Cities already account for approximately 70-80% of the world’s economic growth, and this will only increase as cities continue to grow.
In the next 35 years, the population in cities is estimated to expand by an additional 2.5 billion people, almost double the population of China.
As a vital component for connectivity, public health, social welfare, and economic development, infrastructure in all its forms – basic, social, and economic – is critical for the anticipated urban growth. Read more: The driving factors for smart cities in Africa
As a day to promote the international community’s interest in global urbanisation and contribute to sustainable development around the world, 31 October marks World Cities Day – where the spotlight on building sustainable cities comes to the fore.
“Globally, the annual investment required to cover the gap for resilient infrastructure is estimated at $4.5-$5.4 trillion,” says Riaan Graham, sales director for Ruckus Networks, sub-Saharan Africa.
Graham adds: “And while no two cities are the same, more than than 50% of the global population – live in cities – and instrumental to achieving sustainable smart cities, is harnessing a new world of digital technology and communication to first enable a connected city.”
Building on connectivity
Connectivity is a foundational layer to Smart Cities, both for Internet access and new digital services. A great starting point for cities is to deploy public Wi-Fi. Continues Graham; “Public Wi-Fi is a great way to create a more vibrant community and also connect citizens, businesses and visitors. But the benefits of Wi-Fi don’t stop there. Cities are leveraging smart Wi-Fi for many applications that go well beyond free public access to the Internet such as e-routing traffic, monitoring air pollution, conserving water, improving public safety and encouraging more direct participation, interaction and collaboration with local government offered services.”

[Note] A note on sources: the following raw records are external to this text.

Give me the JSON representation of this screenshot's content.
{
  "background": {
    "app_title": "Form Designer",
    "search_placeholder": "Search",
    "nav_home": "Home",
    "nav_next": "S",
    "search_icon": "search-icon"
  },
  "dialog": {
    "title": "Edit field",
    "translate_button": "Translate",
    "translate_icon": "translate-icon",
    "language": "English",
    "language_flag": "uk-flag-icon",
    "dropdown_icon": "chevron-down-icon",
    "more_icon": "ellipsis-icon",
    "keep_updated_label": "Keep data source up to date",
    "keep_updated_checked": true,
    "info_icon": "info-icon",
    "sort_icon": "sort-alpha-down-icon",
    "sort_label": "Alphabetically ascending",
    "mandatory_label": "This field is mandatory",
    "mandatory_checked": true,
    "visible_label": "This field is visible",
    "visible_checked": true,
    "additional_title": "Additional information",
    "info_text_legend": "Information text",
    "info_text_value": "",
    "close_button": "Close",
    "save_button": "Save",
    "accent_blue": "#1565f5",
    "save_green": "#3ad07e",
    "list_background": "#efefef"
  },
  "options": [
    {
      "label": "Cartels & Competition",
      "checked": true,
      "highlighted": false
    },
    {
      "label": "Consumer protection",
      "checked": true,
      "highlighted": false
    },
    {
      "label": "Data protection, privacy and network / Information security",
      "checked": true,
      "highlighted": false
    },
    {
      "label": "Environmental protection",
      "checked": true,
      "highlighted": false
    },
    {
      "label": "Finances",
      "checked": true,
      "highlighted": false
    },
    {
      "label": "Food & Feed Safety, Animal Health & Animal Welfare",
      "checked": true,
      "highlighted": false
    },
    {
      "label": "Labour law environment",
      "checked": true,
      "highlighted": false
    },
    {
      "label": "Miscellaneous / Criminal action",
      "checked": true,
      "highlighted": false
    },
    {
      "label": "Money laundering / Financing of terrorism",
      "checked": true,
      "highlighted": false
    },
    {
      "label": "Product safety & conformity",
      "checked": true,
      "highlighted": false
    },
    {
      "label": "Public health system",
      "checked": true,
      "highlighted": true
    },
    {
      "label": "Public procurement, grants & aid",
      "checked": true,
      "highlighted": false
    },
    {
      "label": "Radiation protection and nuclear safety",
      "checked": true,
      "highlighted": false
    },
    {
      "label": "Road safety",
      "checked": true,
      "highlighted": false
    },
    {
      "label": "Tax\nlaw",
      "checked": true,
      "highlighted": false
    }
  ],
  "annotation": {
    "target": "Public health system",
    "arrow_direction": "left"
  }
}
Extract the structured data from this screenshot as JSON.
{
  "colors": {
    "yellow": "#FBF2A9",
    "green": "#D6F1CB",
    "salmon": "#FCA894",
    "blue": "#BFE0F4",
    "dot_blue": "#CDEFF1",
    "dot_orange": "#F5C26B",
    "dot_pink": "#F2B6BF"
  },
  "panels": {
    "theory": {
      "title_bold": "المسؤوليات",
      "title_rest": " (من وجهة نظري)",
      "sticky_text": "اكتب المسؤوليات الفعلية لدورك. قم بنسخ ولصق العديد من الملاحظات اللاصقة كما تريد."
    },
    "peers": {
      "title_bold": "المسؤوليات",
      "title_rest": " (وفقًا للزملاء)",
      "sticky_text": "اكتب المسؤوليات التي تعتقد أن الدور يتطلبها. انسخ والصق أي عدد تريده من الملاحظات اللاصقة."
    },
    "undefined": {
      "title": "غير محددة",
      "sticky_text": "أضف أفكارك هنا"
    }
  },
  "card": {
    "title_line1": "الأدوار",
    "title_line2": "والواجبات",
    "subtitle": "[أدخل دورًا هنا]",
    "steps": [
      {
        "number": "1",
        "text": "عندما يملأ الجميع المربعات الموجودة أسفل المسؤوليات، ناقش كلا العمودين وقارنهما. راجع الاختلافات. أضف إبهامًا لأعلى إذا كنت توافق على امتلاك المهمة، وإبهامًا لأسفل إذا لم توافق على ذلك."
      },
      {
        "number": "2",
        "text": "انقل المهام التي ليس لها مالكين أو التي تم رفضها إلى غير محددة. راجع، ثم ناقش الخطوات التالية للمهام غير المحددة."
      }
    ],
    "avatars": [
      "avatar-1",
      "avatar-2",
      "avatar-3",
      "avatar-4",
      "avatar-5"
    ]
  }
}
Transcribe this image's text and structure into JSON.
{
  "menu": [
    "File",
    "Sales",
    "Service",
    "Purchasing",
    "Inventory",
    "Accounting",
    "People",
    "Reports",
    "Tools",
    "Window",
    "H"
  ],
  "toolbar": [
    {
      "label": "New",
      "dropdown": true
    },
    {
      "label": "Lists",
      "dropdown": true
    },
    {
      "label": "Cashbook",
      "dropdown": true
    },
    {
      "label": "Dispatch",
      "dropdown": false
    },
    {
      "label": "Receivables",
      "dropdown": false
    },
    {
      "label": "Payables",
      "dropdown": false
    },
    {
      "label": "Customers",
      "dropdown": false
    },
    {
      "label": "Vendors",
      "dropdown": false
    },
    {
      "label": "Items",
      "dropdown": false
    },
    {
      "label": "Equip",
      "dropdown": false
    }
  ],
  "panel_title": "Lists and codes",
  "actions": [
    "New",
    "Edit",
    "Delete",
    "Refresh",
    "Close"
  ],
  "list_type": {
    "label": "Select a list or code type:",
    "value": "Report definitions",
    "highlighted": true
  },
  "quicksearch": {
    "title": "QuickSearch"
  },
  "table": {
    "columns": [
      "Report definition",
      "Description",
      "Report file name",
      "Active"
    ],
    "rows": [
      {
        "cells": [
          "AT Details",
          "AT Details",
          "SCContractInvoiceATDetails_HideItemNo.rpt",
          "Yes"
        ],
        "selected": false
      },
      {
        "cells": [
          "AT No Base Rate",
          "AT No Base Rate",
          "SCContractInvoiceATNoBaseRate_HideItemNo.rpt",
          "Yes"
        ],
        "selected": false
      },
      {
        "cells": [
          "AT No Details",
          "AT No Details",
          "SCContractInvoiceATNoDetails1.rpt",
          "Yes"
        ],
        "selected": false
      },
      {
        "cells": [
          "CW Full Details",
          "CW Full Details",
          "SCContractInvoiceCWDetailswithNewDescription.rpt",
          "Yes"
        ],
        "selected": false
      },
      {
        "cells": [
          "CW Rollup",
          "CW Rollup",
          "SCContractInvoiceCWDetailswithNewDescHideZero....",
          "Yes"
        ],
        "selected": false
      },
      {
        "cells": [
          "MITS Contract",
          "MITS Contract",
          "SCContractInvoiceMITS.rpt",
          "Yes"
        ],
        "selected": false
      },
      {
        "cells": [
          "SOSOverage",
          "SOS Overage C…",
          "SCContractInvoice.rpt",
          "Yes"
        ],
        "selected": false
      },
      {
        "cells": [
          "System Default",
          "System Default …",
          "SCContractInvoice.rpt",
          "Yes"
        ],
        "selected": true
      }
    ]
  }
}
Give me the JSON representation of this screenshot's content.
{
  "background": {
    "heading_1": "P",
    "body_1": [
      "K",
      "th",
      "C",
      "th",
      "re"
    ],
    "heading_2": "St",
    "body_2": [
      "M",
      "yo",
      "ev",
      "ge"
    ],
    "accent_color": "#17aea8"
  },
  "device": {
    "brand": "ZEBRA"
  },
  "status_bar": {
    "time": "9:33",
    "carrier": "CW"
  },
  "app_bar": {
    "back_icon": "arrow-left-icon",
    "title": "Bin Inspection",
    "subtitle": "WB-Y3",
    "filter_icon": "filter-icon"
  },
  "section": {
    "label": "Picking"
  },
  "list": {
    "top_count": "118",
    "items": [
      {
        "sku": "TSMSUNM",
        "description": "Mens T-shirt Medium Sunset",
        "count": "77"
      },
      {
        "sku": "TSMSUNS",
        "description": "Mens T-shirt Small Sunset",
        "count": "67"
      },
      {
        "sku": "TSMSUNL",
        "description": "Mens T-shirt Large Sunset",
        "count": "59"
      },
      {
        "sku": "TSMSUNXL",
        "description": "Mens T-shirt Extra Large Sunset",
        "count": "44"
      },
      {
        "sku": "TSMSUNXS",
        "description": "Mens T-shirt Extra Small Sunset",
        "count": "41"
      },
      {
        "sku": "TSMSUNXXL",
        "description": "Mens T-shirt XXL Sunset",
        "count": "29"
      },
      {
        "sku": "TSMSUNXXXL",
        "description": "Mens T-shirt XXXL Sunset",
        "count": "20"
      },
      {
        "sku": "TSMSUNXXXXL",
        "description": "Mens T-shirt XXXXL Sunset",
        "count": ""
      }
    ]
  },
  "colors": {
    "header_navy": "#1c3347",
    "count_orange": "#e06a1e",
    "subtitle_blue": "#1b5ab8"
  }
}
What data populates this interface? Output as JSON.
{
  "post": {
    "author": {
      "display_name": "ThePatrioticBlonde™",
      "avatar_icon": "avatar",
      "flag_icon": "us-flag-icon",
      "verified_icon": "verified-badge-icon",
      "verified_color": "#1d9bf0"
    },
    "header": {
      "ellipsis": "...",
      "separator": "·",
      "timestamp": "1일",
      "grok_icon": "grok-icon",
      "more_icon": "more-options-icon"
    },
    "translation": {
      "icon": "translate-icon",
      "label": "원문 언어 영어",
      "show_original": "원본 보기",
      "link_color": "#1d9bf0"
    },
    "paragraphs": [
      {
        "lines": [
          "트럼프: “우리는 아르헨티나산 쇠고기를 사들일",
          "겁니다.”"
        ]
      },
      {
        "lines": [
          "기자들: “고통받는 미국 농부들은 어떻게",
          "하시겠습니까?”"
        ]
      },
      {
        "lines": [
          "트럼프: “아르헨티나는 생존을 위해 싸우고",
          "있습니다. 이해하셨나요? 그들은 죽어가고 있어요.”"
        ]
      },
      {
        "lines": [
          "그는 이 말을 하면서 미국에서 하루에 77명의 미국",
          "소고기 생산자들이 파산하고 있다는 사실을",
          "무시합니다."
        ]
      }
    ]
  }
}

In fact, according to an IDC InfoBrief Smart City aspects such as networked LED street lighting can provide a 25-50% reduction in operations and energy costs, connected trash bins can yield more than 50% reduction in garbage collection costs, 20–30% cost reduction can be obtained with smart parking and smart water systems can save 40% less clean water loss due to leaks and burst pipes. Such aspects are key to building sustainable cities and managing resources and services.
Alison Groves, regional director, WSP, Building Services, Africa, agrees, but cautions that when planning, designing and building infrastructure within the African context, we need to be conscious that we are operating in spaces that sit at two extreme ends of the development cycle.
“On one end, we have cities and urban centres that are faced with challenges to the maintaining the capacity of existing infrastructure networks. These nodes still boast long-term infrastructure planning, which includes introducing smart technologies into their city scape that will make these cities more connected, innovative and nimble in the face of future disruption, says Groves. “At the other end of the cycle, however, we have vast areas that are underdeveloped, geographically dispersed, remote, and with limited accessibility to-and-from the nearest urban node.”
He believes that to be able to support continued and future growth – of populations, industries and economies – long-term planning must be approached with a vision to compensate for both ends of the development cycle and everything in between. “As we look to build cities and spaces for rural communities that are liveable, resilient to disruptions, and futureproofed, sustainability is the way to get there,” he says.
“Sustainability is a lens through which the planning, project delivery, and development processes focus to achieve the needs of the communities today without sacrificing capacity for future generations. A sustainability lens always includes balancing priorities across several areas, including the economy, community needs, and environmental quality, but also equity, health and well-being, energy, water and materials resources, and transportation and mobility needs,” adds Groves.
Resilience and liveability
Urbanisation, demographic shift, environmental changes and new technologies are reshaping the way city leaders are looking at sustainability as well as creating and delivering on public services to address these new dynamics, and the rise of Smart Cities is the response to these challenges.
Smart cities will help address the economic and social inequality that this divide creates, by providing Internet access to all citizens.
“With robust networks in place, bridging this divide will help bring communities closer together and encourage citizens to play a more active role to local councils. Flawless connectivity will improve city infrastructure and make it possible for citizens to engage with their community, such as removing the roadblocks that complicate access to local services. We are already seeing significant foreign direct investment into such key ICT initiatives across the continent, but sustainability has to be at the heart of this if Africa is to create a resilient framework for better cities,” adds Graham.
“In Africa, resilience and liveability must be the desired outcomes sought through planning and design processes. Achieving these outcomes will require respecting and balancing local environmental, social, economic, and climate risk priorities through a robust planning and data-driven design process. And, ultimately the goal should be that we are building liveable spaces that are people-centric, integrated, connected, smart, nimble and resilient – where societies can thrive, well into the future,” concludes Groves.